One very important aspect with SDE is that workloads have to be described as machine-readable patterns so that orchestration engines can interpret them, can instantiate the required software-defined resources, deploy the respective middleware and application workloads on-top and manage the complete workload to fulfill service level objectives (SLOs). Since those patterns encapsulate quite some expert knowledge and it takes time and skills to create them, it is important to decide on the right format for encoding them. As a pattern author, it is a wise decision to stick to an open, standardized format. This will make your solution portable across environments of different providers, i.e. you will be able to run your workload on Software Defined Environments of different vendors without having to redo your pattern definition. Another aspect is that an open format allows you to use tools from different vendors to create your patterns or to manage workloads.
The IT industry and IBM are investing heavily in open standards and open source, and I have been involved in those activities myself. A few years ago we started – together with industry partners – to standardize a language for describing Cloud applications which led to the OASIS TOSCA standard that became final end of last year. TOSCA allows for describing workload patterns in a portable way so that you can, for example, use tools of different providers to build a workload model, or you can take one and the same model and deploy it to different Clouds. This kind of interoperability has actually been demo
Besides open standards, open source communities are another important pillar for an open ecosystem. Within the OpenStack program, project “Heat” is evolving as an orchestration layer on-top of OpenStack’s base infrastructure APIs. Heat provides for the deployment and management of workloads described as Heat Orchestration Templates (HOT), a language that is currently being defined by the community. Considering the vitality of the OpenStack community and the ever-growing number of contributors around Heat, it is not unlikely for HOT to become a de-facto standard for patterns.

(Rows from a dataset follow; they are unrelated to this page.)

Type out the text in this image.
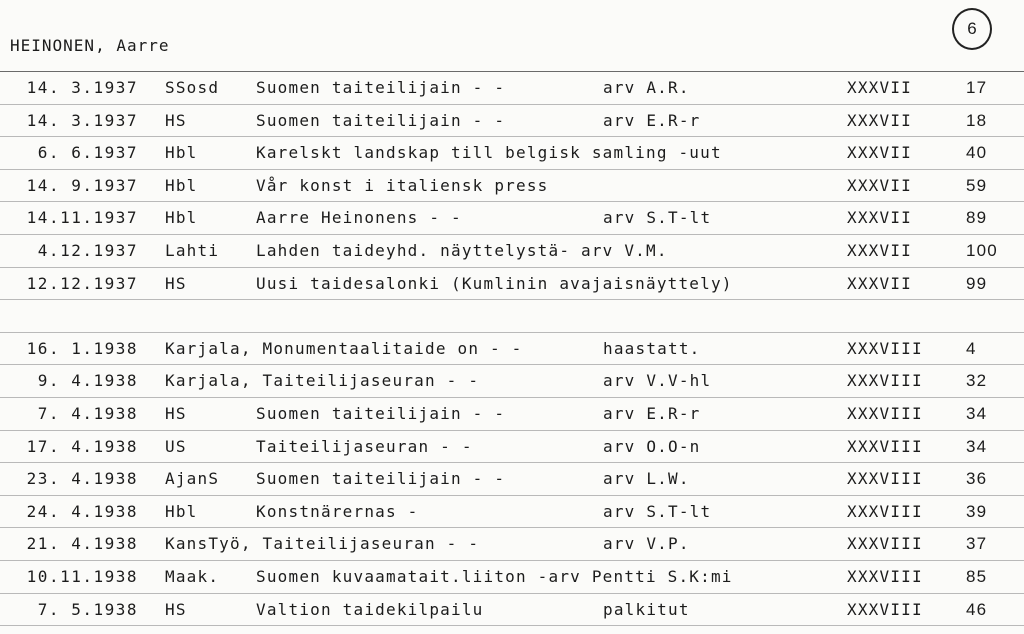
HEINONEN, Aarre
6
14. 3.1937 SSosd Suomen taiteilijain - -	arv A.R.	XXXVII	17
14. 3.1937 HS	Suomen taiteilijain - -	arv E.R-r	XXXVII	18
6. 6.1937 Hbl	Karelskt landskap till belgisk samling -uut	XXXVII	40
14. 9.1937 Hbl	Vår konst i italiensk press	XXXVII	59
14.11.1937 Hbl	Aarre Heinonens - -	arv S.T-lt	XXXVII	89
4.12.1937 Lahti Lahden taideyhd. näyttelystä- arv V.M.	XXXVII	100
12.12.1937 HS	Uusi taidesalonki (Kumlinin avajaisnäyttely)	XXXVII	99
16. 1.1938 Karjala, Monumentaalitaide on - -	haastatt.	XXXVIII	4
9. 4.1938 Karjala, Taiteilijaseuran - -	arv V.V-hl	XXXVIII	32
7. 4.1938 HS	Suomen taiteilijain - -	arv E.R-r	XXXVIII	34
17. 4.1938 US	Taiteilijaseuran - -	arv O.O-n	XXXVIII	34
23. 4.1938 AjanS Suomen taiteilijain - -	arv L.W.	XXXVIII	36
24. 4.1938 Hbl	Konstnärernas -	arv S.T-lt	XXXVIII	39
21. 4.1938 KansTyö, Taiteilijaseuran - -	arv V.P.	XXXVIII	37
10.11.1938 Maak. Suomen kuvaamatait.liiton -arv Pentti S.K:mi	XXXVIII	85
7. 5.1938 HS	Valtion taidekilpailu	palkitut	XXXVIII	46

How does that development in open source communities relate to work that is being done in standards bodies? Well, in an ideal world both are aligned so that standards are not a separate thing written down on paper but there is a vivid open source project implementing the standard. This is a path that IBM is following and I have been part of it for about year now. Having been involved in the TOSCA work, I got engaged with the Heat community in early 2013 to see how the two can fit together and to also learn from the community. I joined the definition of the new HOT language to contribute from what we had learned in TOSCA and to align HOT with TOSCA long term. On the other hand, we also started to revise TOSCA based on feedback we got from the Heat community: we started to define a simplified profile of TOSCA, and we started to specify a more easy to consume YAML rendering of TOSCA, both with the goal to align TOSCA closer with HOT development so that at the end, the next version of TOSCA and HOT are (nearly) the same.

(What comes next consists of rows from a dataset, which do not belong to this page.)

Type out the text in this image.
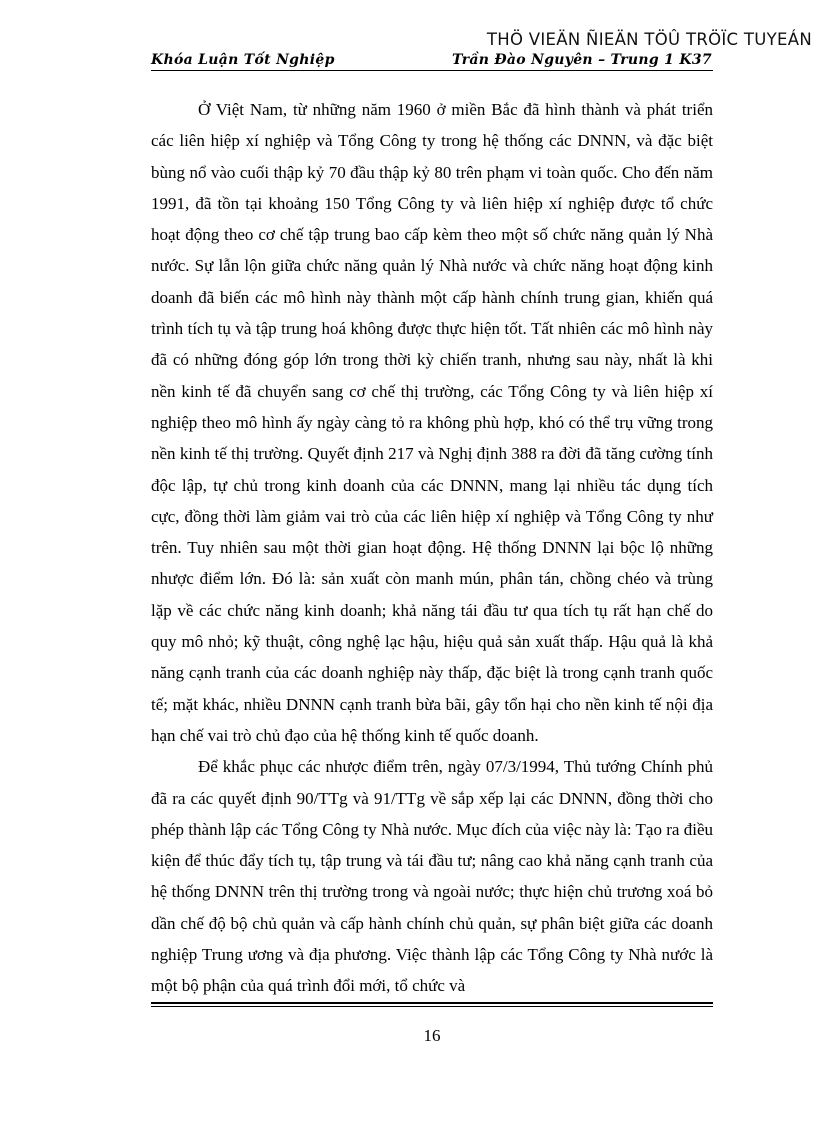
THÖ VIEÄN ÑIEÄN TÖÛ TRÖÏC TUYEÁN
Khóa Luận Tốt Nghiệp	Trần Đào Nguyên – Trung 1 K37

Ở Việt Nam, từ những năm 1960 ở miền Bắc đã hình thành và phát triển các liên hiệp xí nghiệp và Tổng Công ty trong hệ thống các DNNN, và đặc biệt bùng nổ vào cuối thập kỷ 70 đầu thập kỷ 80 trên phạm vi toàn quốc. Cho đến năm 1991, đã tồn tại khoảng 150 Tổng Công ty và liên hiệp xí nghiệp được tổ chức hoạt động theo cơ chế tập trung bao cấp kèm theo một số chức năng quản lý Nhà nước. Sự lẫn lộn giữa chức năng quản lý Nhà nước và chức năng hoạt động kinh doanh đã biến các mô hình này thành một cấp hành chính trung gian, khiến quá trình tích tụ và tập trung hoá không được thực hiện tốt. Tất nhiên các mô hình này đã có những đóng góp lớn trong thời kỳ chiến tranh, nhưng sau này, nhất là khi nền kinh tế đã chuyển sang cơ chế thị trường, các Tổng Công ty và liên hiệp xí nghiệp theo mô hình ấy ngày càng tỏ ra không phù hợp, khó có thể trụ vững trong nền kinh tế thị trường. Quyết định 217 và Nghị định 388 ra đời đã tăng cường tính độc lập, tự chủ trong kinh doanh của các DNNN, mang lại nhiều tác dụng tích cực, đồng thời làm giảm vai trò của các liên hiệp xí nghiệp và Tổng Công ty như trên. Tuy nhiên sau một thời gian hoạt động. Hệ thống DNNN lại bộc lộ những nhược điểm lớn. Đó là: sản xuất còn manh mún, phân tán, chồng chéo và trùng lặp về các chức năng kinh doanh; khả năng tái đầu tư qua tích tụ rất hạn chế do quy mô nhỏ; kỹ thuật, công nghệ lạc hậu, hiệu quả sản xuất thấp. Hậu quả là khả năng cạnh tranh của các doanh nghiệp này thấp, đặc biệt là trong cạnh tranh quốc tế; mặt khác, nhiều DNNN cạnh tranh bừa bãi, gây tổn hại cho nền kinh tế nội địa hạn chế vai trò chủ đạo của hệ thống kinh tế quốc doanh.

Để khắc phục các nhược điểm trên, ngày 07/3/1994, Thủ tướng Chính phủ đã ra các quyết định 90/TTg và 91/TTg về sắp xếp lại các DNNN, đồng thời cho phép thành lập các Tổng Công ty Nhà nước. Mục đích của việc này là: Tạo ra điều kiện để thúc đẩy tích tụ, tập trung và tái đầu tư; nâng cao khả năng cạnh tranh của hệ thống DNNN trên thị trường trong và ngoài nước; thực hiện chủ trương xoá bỏ dần chế độ bộ chủ quản và cấp hành chính chủ quản, sự phân biệt giữa các doanh nghiệp Trung ương và địa phương. Việc thành lập các Tổng Công ty Nhà nước là một bộ phận của quá trình đổi mới, tổ chức và

16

Besides being able to describe just the functional aspect of workloads in patterns, one of the next steps that we will be working on with partners in the industry is to also include policies for qualities of services in patterns. This allows pattern authors to describe in a portable way how a workload should behave, no matter in which environment it is running. There are many activities going on in standards bodies and open source communities such as the OpenStack Heat project, and IBM is part of those communities to support and to influence based on our long experience in that area. Feel free to get engaged as well – it is all open!